Convert natural language questions into valid Cypher queries.
Return only the Cypher query, no explanation.

Graph schema:
${schema}`,
      },
      { role: 'user', content: question },
    ],
    max_tokens: 300,
    temperature: 0,
  });

  return response.choices[0].message.content!.trim();
}

// Execute the generated query
async function graphQuery(question: string) {
  const schema = await getGraphSchema();
  const cypherQuery = await textToCypher(question, schema);

  // Validate: only allow read queries
  if (!cypherQuery.toUpperCase().startsWith('MATCH')) {
    throw new Error('Only MATCH queries are permitted');
  }

  const session = driver.session({ defaultAccessMode: neo4j.session.READ });
  try {
    const result = await session.run(cypherQuery);
    return result.records.map(r => r.toObject());
  } finally {
    await session.close();
  }
}

// Example:
// Q: "Who founded companies that use Kubernetes?"
// Generated: MATCH (p:Person)-[:FOUNDED]->(c:Company)-[:USES]->(t:Technology {name: "Kubernetes"})
//            RETURN p.name, c.name

GraphRAG: graph-enhanced retrieval

// Combine vector search (semantic) with graph traversal (relational)
async function graphRAG(question: string): Promise<string> {
  // 1. Semantic search: find relevant seed entities
  const queryEmbedding = await embedText(question);
  const seedNodes = await vectorStore.query({ vector: queryEmbedding, topK: 3 });

  // 2. Graph traversal: expand context through relationships
  const nodeIds = seedNodes.map(n => n.metadata.nodeId);
  const session = driver.session({ defaultAccessMode: neo4j.session.READ });

  const { records } = await session.run(
    `MATCH (seed)
     WHERE seed.id IN $ids
     OPTIONAL MATCH (seed)-[r1]->(related)-[r2]->(deeper)
     RETURN seed, r1, related, r2, deeper
     LIMIT 50`,
    { ids: nodeIds }
  );

  await session.close();

  // 3. Format graph context
  const graphContext = records.map(r => {
    const seed    = r.get('seed')?.properties;
    const related = r.get('related')?.properties;
    const rel1    = r.get('r1')?.type;
    return related
      ? `${seed?.name} --[${rel1}]--> ${related?.name}`
      : seed?.name;
  }).filter(Boolean).join('
');

  // 4. Generate answer grounded in graph facts
  const response = await openai.chat.completions.create({
    model: 'gpt-4o',
    messages: [
      {
        role: 'system',
        content: 'Answer the question using only the graph facts below.

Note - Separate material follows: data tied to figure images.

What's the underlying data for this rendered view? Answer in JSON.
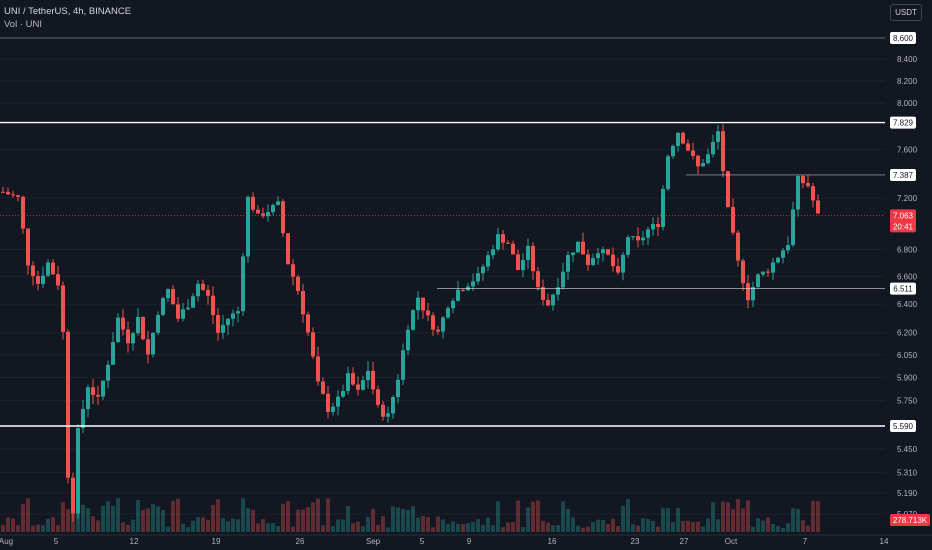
{
  "header": {
    "symbol_line": "UNI / TetherUS, 4h, BINANCE",
    "volume_line": "Vol · UNI",
    "currency_button": "USDT"
  },
  "colors": {
    "background": "#131722",
    "up": "#26a69a",
    "down": "#ef5350",
    "level_line": "#ffffff",
    "current_price": "#f23645",
    "text": "#b2b5be"
  },
  "chart_data": {
    "type": "candlestick",
    "symbol": "UNI/USDT",
    "interval": "4h",
    "exchange": "BINANCE",
    "price_axis": {
      "scale": "log",
      "ticks": [
        "8.600",
        "8.400",
        "8.200",
        "8.000",
        "7.829",
        "7.600",
        "7.387",
        "7.200",
        "7.063",
        "6.800",
        "6.600",
        "6.511",
        "6.400",
        "6.200",
        "6.050",
        "5.900",
        "5.750",
        "5.590",
        "5.450",
        "5.310",
        "5.190",
        "5.070"
      ]
    },
    "time_axis": {
      "ticks": [
        "Aug",
        "5",
        "12",
        "19",
        "26",
        "Sep",
        "5",
        "9",
        "16",
        "23",
        "27",
        "Oct",
        "7",
        "14"
      ]
    },
    "horizontal_levels": [
      {
        "price": 8.6,
        "label": "8.600"
      },
      {
        "price": 7.829,
        "label": "7.829"
      },
      {
        "price": 7.387,
        "label": "7.387"
      },
      {
        "price": 6.511,
        "label": "6.511"
      },
      {
        "price": 5.59,
        "label": "5.590"
      }
    ],
    "current_price": {
      "value": 7.063,
      "label": "7.063",
      "countdown": "20:41"
    },
    "volume": {
      "last_label": "278.713K"
    },
    "close_path": [
      [
        0,
        7.25
      ],
      [
        3,
        7.2
      ],
      [
        5,
        6.7
      ],
      [
        7,
        6.55
      ],
      [
        9,
        6.7
      ],
      [
        11,
        6.55
      ],
      [
        12,
        6.2
      ],
      [
        13,
        5.3
      ],
      [
        14,
        5.1
      ],
      [
        15,
        5.55
      ],
      [
        17,
        5.85
      ],
      [
        19,
        5.75
      ],
      [
        21,
        6.0
      ],
      [
        23,
        6.3
      ],
      [
        25,
        6.15
      ],
      [
        27,
        6.3
      ],
      [
        29,
        6.05
      ],
      [
        31,
        6.35
      ],
      [
        33,
        6.5
      ],
      [
        35,
        6.3
      ],
      [
        37,
        6.4
      ],
      [
        39,
        6.55
      ],
      [
        41,
        6.45
      ],
      [
        43,
        6.2
      ],
      [
        45,
        6.3
      ],
      [
        47,
        6.35
      ],
      [
        49,
        7.2
      ],
      [
        51,
        7.05
      ],
      [
        53,
        7.1
      ],
      [
        55,
        7.15
      ],
      [
        57,
        6.7
      ],
      [
        59,
        6.5
      ],
      [
        61,
        6.2
      ],
      [
        63,
        5.85
      ],
      [
        65,
        5.7
      ],
      [
        67,
        5.75
      ],
      [
        69,
        5.9
      ],
      [
        71,
        5.8
      ],
      [
        73,
        5.95
      ],
      [
        75,
        5.7
      ],
      [
        77,
        5.65
      ],
      [
        79,
        5.9
      ],
      [
        81,
        6.25
      ],
      [
        83,
        6.45
      ],
      [
        85,
        6.3
      ],
      [
        87,
        6.2
      ],
      [
        89,
        6.4
      ],
      [
        91,
        6.5
      ],
      [
        93,
        6.55
      ],
      [
        95,
        6.6
      ],
      [
        97,
        6.75
      ],
      [
        99,
        6.9
      ],
      [
        101,
        6.85
      ],
      [
        103,
        6.65
      ],
      [
        105,
        6.8
      ],
      [
        107,
        6.5
      ],
      [
        109,
        6.4
      ],
      [
        111,
        6.55
      ],
      [
        113,
        6.75
      ],
      [
        115,
        6.85
      ],
      [
        117,
        6.7
      ],
      [
        119,
        6.8
      ],
      [
        121,
        6.75
      ],
      [
        123,
        6.6
      ],
      [
        125,
        6.9
      ],
      [
        127,
        6.85
      ],
      [
        129,
        6.95
      ],
      [
        131,
        7.0
      ],
      [
        133,
        7.55
      ],
      [
        135,
        7.75
      ],
      [
        137,
        7.6
      ],
      [
        139,
        7.45
      ],
      [
        141,
        7.55
      ],
      [
        143,
        7.75
      ],
      [
        145,
        7.1
      ],
      [
        147,
        6.7
      ],
      [
        149,
        6.45
      ],
      [
        151,
        6.6
      ],
      [
        153,
        6.65
      ],
      [
        155,
        6.75
      ],
      [
        157,
        6.85
      ],
      [
        159,
        7.35
      ],
      [
        161,
        7.3
      ],
      [
        163,
        7.06
      ]
    ]
  }
}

Cite entity names.',
      },
      {
        role: 'user',
        content: `Graph facts:
${graphContext}

Question: ${question}`,
      },
    ],
  });

  return response.choices[0].message.content!;
}

Hallucination reduction with graph grounding

// Verify LLM claims against the knowledge graph
async function verifyFact(claim: string): Promise<{ verified: boolean; source?: string }> {
  // Extract entities from the claim
  const entities = await extractEntitiesFromText(claim);
  if (entities.length < 2) return { verified: false };

  const [entity1, entity2] = entities;

  // Check if relationship exists in graph
  const session = driver.session({ defaultAccessMode: neo4j.session.READ });
  const result = await session.run(
    `MATCH (a {name: $e1})-[r]-(b {name: $e2})
     RETURN type(r) AS relationship, a.id AS sourceId`,
    { e1: entity1, e2: entity2 }
  );
  await session.close();

  if (result.records.length > 0) {
    const rel = result.records[0].get('relationship');
    const src = result.records[0].get('sourceId');
    return { verified: true, source: `Graph: ${entity1} -[${rel}]-> ${entity2} (id: ${src})` };
  }

  return { verified: false };
}

Takeaway

Knowledge graphs are most valuable for domains with dense relationships: enterprise org charts, product catalogs, compliance rules, medical ontologies. Use LLM extraction to build the graph from unstructured text, text-to-Cypher to query it naturally, and GraphRAG to combine semantic search with relational traversal for the most accurate retrieval available.